Jenazah bapak tiba di rumah pada hari pertama puasa, tiga jam menjelang waktu berbuka. Rumah kontrakan kami telah sesak oleh para tetangga yang menyampaikan belasungkawa. Sementara ibu, dia seperti orang lumpuh sejak malam kemarin, saat mendapat kabar bapak sudah tidak ada. Semuanya begitu mendadak. Begitu tergesa.
[Ramadan ini Bapak pulang, Dila!] Itu yang dikatakan bapak sebulan lalu di telepon. Kini, bapak benar-benar pulang. Menepati janjinya, pulang dengan cara lain.
***
Usia bapak sudah lima puluh tahun. Demi menghidupi kelima anaknya, bapak menjadi supir ojek online di ibu kota setelah diberhentikan sebagai satpam di komplek perumahan sebelah kampung kami.
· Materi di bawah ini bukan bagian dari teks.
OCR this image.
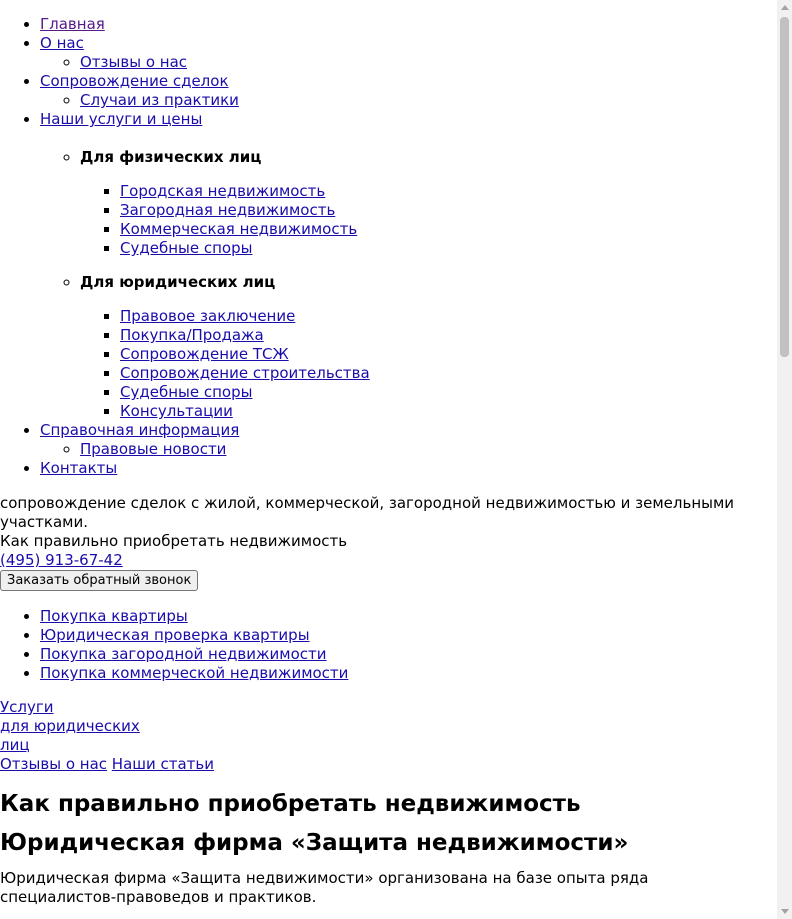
• Главная
• О нас
◦ Отзывы о нас
• Сопровождение сделок
◦ Случаи из практики
• Наши услуги и цены
◦ Для физических лиц
▪ Городская недвижимость
▪ Загородная недвижимость
▪ Коммерческая недвижимость
▪ Судебные споры
◦ Для юридических лиц
▪ Правовое заключение
▪ Покупка/Продажа
▪ Сопровождение ТСЖ
▪ Сопровождение строительства
▪ Судебные споры
▪ Консультации
• Справочная информация
◦ Правовые новости
• Контакты
сопровождение сделок с жилой, коммерческой, загородной недвижимостью и земельными участками.
Как правильно приобретать недвижимость
(495) 913-67-42
Заказать обратный звонок
• Покупка квартиры
• Юридическая проверка квартиры
• Покупка загородной недвижимости
• Покупка коммерческой недвижимости
Услуги
для юридических
лиц
Отзывы о нас Наши статьи
Как правильно приобретать недвижимость
Юридическая фирма «Защита недвижимости»

Юридическая фирма «Защита недвижимости» организована на базе опыта ряда специалистов-правоведов и практиков.
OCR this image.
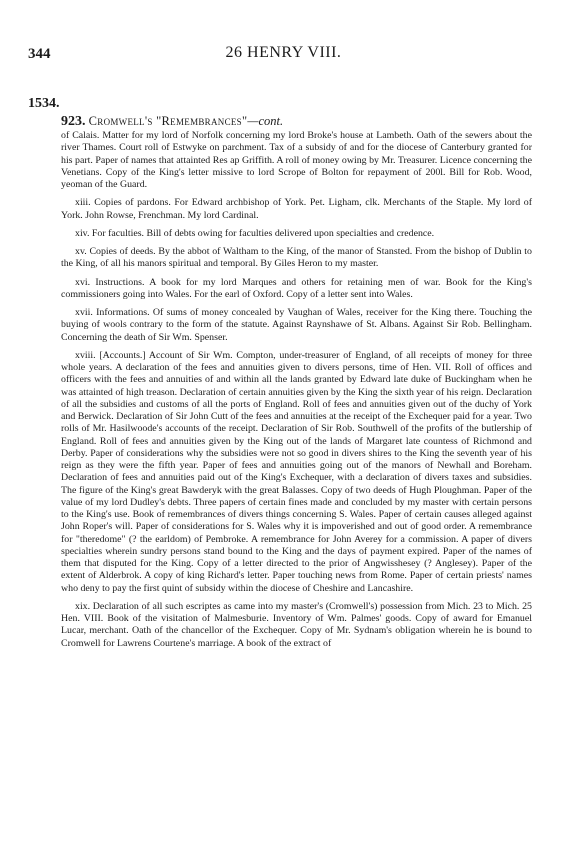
344	26 HENRY VIII.
1534.
923. Cromwell's "Remembrances"—cont.

of Calais. Matter for my lord of Norfolk concerning my lord Broke's house at Lambeth. Oath of the sewers about the river Thames. Court roll of Estwyke on parchment. Tax of a subsidy of and for the diocese of Canterbury granted for his part. Paper of names that attainted Res ap Griffith. A roll of money owing by Mr. Treasurer. Licence concerning the Venetians. Copy of the King's letter missive to lord Scrope of Bolton for repayment of 200l. Bill for Rob. Wood, yeoman of the Guard.

xiii. Copies of pardons. For Edward archbishop of York. Pet. Ligham, clk. Merchants of the Staple. My lord of York. John Rowse, Frenchman. My lord Cardinal.

xiv. For faculties. Bill of debts owing for faculties delivered upon specialties and credence.

xv. Copies of deeds. By the abbot of Waltham to the King, of the manor of Stansted. From the bishop of Dublin to the King, of all his manors spiritual and temporal. By Giles Heron to my master.

xvi. Instructions. A book for my lord Marques and others for retaining men of war. Book for the King's commissioners going into Wales. For the earl of Oxford. Copy of a letter sent into Wales.

xvii. Informations. Of sums of money concealed by Vaughan of Wales, receiver for the King there. Touching the buying of wools contrary to the form of the statute. Against Raynshawe of St. Albans. Against Sir Rob. Bellingham. Concerning the death of Sir Wm. Spenser.

xviii. [Accounts.] Account of Sir Wm. Compton, under-treasurer of England, of all receipts of money for three whole years. A declaration of the fees and annuities given to divers persons, time of Hen. VII. Roll of offices and officers with the fees and annuities of and within all the lands granted by Edward late duke of Buckingham when he was attainted of high treason. Declaration of certain annuities given by the King the sixth year of his reign. Declaration of all the subsidies and customs of all the ports of England. Roll of fees and annuities given out of the duchy of York and Berwick. Declaration of Sir John Cutt of the fees and annuities at the receipt of the Exchequer paid for a year. Two rolls of Mr. Hasilwoode's accounts of the receipt. Declaration of Sir Rob. Southwell of the profits of the butlership of England. Roll of fees and annuities given by the King out of the lands of Margaret late countess of Richmond and Derby. Paper of considerations why the subsidies were not so good in divers shires to the King the seventh year of his reign as they were the fifth year. Paper of fees and annuities going out of the manors of Newhall and Boreham. Declaration of fees and annuities paid out of the King's Exchequer, with a declaration of divers taxes and subsidies. The figure of the King's great Bawderyk with the great Balasses. Copy of two deeds of Hugh Ploughman. Paper of the value of my lord Dudley's debts. Three papers of certain fines made and concluded by my master with certain persons to the King's use. Book of remembrances of divers things concerning S. Wales. Paper of certain causes alleged against John Roper's will. Paper of considerations for S. Wales why it is impoverished and out of good order. A remembrance for "theredome" (? the earldom) of Pembroke. A remembrance for John Averey for a commission. A paper of divers specialties wherein sundry persons stand bound to the King and the days of payment expired. Paper of the names of them that disputed for the King. Copy of a letter directed to the prior of Angwisshesey (? Anglesey). Paper of the extent of Alderbrok. A copy of king Richard's letter. Paper touching news from Rome. Paper of certain priests' names who deny to pay the first quint of subsidy within the diocese of Cheshire and Lancashire.

xix. Declaration of all such escriptes as came into my master's (Cromwell's) possession from Mich. 23 to Mich. 25 Hen. VIII. Book of the visitation of Malmesburie. Inventory of Wm. Palmes' goods. Copy of award for Emanuel Lucar, merchant. Oath of the chancellor of the Exchequer. Copy of Mr. Sydnam's obligation wherein he is bound to Cromwell for Lawrens Courtene's marriage. A book of the extract of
Setiap pagi, aku anak tertua dan ibu berjualan nasi uduk keliling komplek. Terkadang aku saja, karena ibu harus mengurus adik-adik di rumah. Penghuni di sana kebanyakan pegawai kantoran, begitu pun dengan ibu-ibunya. Nasi uduk kami laris manis, kebanyakan dari penghuni komplek memang tidak sempat menyiapkan sarapan.
Pernah kami meminta bapak untuk berjualan saja di kampung, tetapi dia menolak karena melihat tetangga yang kehidupannya lebih baik setelah menjadi supir ojek online di Jakarta. Namun, rezeki orang beda-beda. Penghasilan bapak selama ini belum cukup memenuhi kebutuhan kami sehari-hari.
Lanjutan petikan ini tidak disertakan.